2.2 SMK dan Pendidikan Kecakapan Hidup 2.2.1 SMK Dalam upaya menghasilkan manusia Indonesia yang cerdas dan kompetitif. Pemerintah, khususnya Depdiknas, berupaya agar setiap individu memperoleh kesempatan mendapatkan pendidikan yang bermutu dengan utuh. Hal itu diwujudkan melalui tiga kebijakan utama yaitu: (1) pemerataan dan perluasan akses pendidikan; (2) peningkatan mutu, relevansi dan daya saing; dan (3) penguatan tata kelola, akuntabilitas dan pencitraan publik. Tiga pilar ini diyakini akan mampu secara berkesinambungan meningkatkan kualitas sistem pendidikan nasional di Indonesia. Pengembangan Sekolah Menengah Kejuruan (SMK) di masa yang akan datang, harus sejalan dengan kebijakan tersebut. Secara khusus, program-program yang terkait dengan pengembangan penting di SMK antara lain: (1) peningkatan jumlah siswa SMK hingga mencapai 70% siswa SMK dan 30% siswa SMU pada tahun 2015; (2) perintisan SMK bertaraf internasioanl yang pada akhir tahun 2010 harus mencapai jumlah 441 SMK; (3) revitalisasi peralatan pendidikan di SMK; (4) pengembangan program kewirausahaan bagi para siswa SMK. Saat ini SMK telah memperbahurui visi dan misinya sesuai dengan tuntutan zaman. Pembaharuan tersebut didasarkan atas permintaan pasar terhadap tenaga kerja yang mampu berkompetensi di era globalisasi. Sementara itu, dsiperluas pula pendidikan kejuruan yang berbasis keunggulan lokal. Hal tersebut dijalankan melalui misi berupa peningkatan profesionalisme dan akuntabilitas lembaga pendidikan kejuruan sebagai pusat pembudayaan kompetensi bertaraf internasional. Diupayakan pula peningkatan peran serta masyarakat dalam penyelenggaraan pendidikan kejuruan. Adapun tujuan SMK adalah menghasilkan tamatan yang berkualitas dan mampu bersaing baik di tingkat nasional maupun internasional. Bertolak dari visi, misi, dan tujuan itu maka profil lulusan SMK adalah siap kerja, cerdas, dan kompetitif. Lulusan SMK telah dibekali keterampilan dan kemampuan bekerja di bidangnya, sehingga mereka siap untuk langsung bekerja tanpa perlu ditraining lagi. Mereka juga dibekali kemampuan untuk membuka usaha sendiri. Kecerdasan yang dimaksud di sini bukan hanya secara intelektual, namun juga cerdas secara spiritual, emosional dan sosial, serta cerdas secara kinestik. Jiwa kompetitif, ingin menjadi agen perubahan dan pantang menyerah sudah ditanamkan sejak tahun pertama di SMK.
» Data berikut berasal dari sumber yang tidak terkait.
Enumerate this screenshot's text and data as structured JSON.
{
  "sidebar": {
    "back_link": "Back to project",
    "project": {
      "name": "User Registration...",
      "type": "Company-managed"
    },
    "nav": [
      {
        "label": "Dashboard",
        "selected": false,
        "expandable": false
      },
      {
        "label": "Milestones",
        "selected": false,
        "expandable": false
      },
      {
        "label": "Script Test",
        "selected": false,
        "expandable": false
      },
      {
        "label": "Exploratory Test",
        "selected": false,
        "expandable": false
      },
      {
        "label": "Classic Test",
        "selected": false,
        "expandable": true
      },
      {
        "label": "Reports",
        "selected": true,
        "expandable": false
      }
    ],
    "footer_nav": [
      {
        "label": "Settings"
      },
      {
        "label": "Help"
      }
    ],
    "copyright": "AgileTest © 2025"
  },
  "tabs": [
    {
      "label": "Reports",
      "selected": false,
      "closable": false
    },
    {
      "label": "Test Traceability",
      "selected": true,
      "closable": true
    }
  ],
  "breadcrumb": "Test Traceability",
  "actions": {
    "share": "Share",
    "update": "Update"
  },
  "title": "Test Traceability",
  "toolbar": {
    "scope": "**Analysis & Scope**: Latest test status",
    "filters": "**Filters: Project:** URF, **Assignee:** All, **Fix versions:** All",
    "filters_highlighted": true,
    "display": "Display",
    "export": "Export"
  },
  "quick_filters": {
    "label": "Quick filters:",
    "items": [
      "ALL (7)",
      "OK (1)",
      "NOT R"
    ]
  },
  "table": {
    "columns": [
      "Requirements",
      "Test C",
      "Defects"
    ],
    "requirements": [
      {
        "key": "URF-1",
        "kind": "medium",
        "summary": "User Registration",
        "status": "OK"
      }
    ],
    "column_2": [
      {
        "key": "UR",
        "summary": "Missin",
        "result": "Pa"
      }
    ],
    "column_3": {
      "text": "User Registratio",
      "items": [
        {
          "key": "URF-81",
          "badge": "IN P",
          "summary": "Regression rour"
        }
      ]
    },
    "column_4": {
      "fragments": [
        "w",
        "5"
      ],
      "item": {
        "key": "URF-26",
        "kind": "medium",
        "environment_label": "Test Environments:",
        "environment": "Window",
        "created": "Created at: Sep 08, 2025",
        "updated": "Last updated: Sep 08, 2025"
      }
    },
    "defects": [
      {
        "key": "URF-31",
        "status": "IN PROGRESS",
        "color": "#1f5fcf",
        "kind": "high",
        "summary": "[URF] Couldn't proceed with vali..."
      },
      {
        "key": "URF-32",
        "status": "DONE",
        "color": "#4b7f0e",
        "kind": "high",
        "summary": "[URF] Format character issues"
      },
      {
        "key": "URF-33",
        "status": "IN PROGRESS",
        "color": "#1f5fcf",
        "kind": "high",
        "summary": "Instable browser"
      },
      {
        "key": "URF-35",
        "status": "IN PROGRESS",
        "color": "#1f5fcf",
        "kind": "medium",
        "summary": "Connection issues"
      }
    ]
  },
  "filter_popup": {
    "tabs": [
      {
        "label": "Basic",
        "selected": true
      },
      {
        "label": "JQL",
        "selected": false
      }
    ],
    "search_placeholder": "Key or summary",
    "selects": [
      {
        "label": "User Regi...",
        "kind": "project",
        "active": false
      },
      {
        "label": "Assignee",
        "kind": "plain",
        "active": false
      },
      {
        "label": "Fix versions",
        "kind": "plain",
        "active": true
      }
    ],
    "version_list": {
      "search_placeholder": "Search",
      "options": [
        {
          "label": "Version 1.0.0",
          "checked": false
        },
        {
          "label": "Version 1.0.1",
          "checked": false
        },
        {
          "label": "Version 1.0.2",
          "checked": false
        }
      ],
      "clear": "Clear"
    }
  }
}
Kemandirian serta kepribadian siswa SMK yang unggul memicu kesiapan mental untuk bekerja atau membuka lapangan usaha ketika lulus kelak. Karakteristik komponen pendidikan SMK meliputi standar pendidikan, kurikulum, manajemen, kegiatan belajar mengajar, tenaga pendidik, sarana dan prasarana. Masing-masing komponen tersebut dijelaskan secara ringkas berikut ini. a. Standar pendidikan SMK yang tersebar di seluruh Nusantara mempunyai standar pendidikan berkualitas tinggi. SMK berstandar nasional menyelenggarakan program pendidikan dan pelatihan kejuruan dengan sertifikat kompetensi standar nasioanl pada satu atau lebih program keahlian dan menggunakan bahasa pengantar bahasa Inggri untuk salah saatu mata diklat. b. Kurikulum Menerapkan kurikulum SMK yang telah melalui proses validasi bersama Institusi pasangan/dunia usaha/dunia Industri (DU/DI), dengan pengayaan pada mata pelajaran tertentu dan disesuaikan dengan perkembangan IPTEK. c. Manajemen Penyelenggaraa pendidikan yang berkualitas tinggi, wajib memiliki pengorganisasian, sistem manajemen dan sistem administrasi yang baik, termasuk di dalamnya memiliki sertifikat manajemen mutu ISO 9001:2000. d. Kegiatan belajar mengajar Siswa harus menyelesaikan beban belajar selama tiga tahun dengan menggunakan bahan ajar berupa modul tertulis atau interaktif yang dioptimalkan sesuai tuntutan kompetensi, sumbersumber belajar lain serta jaringan internet.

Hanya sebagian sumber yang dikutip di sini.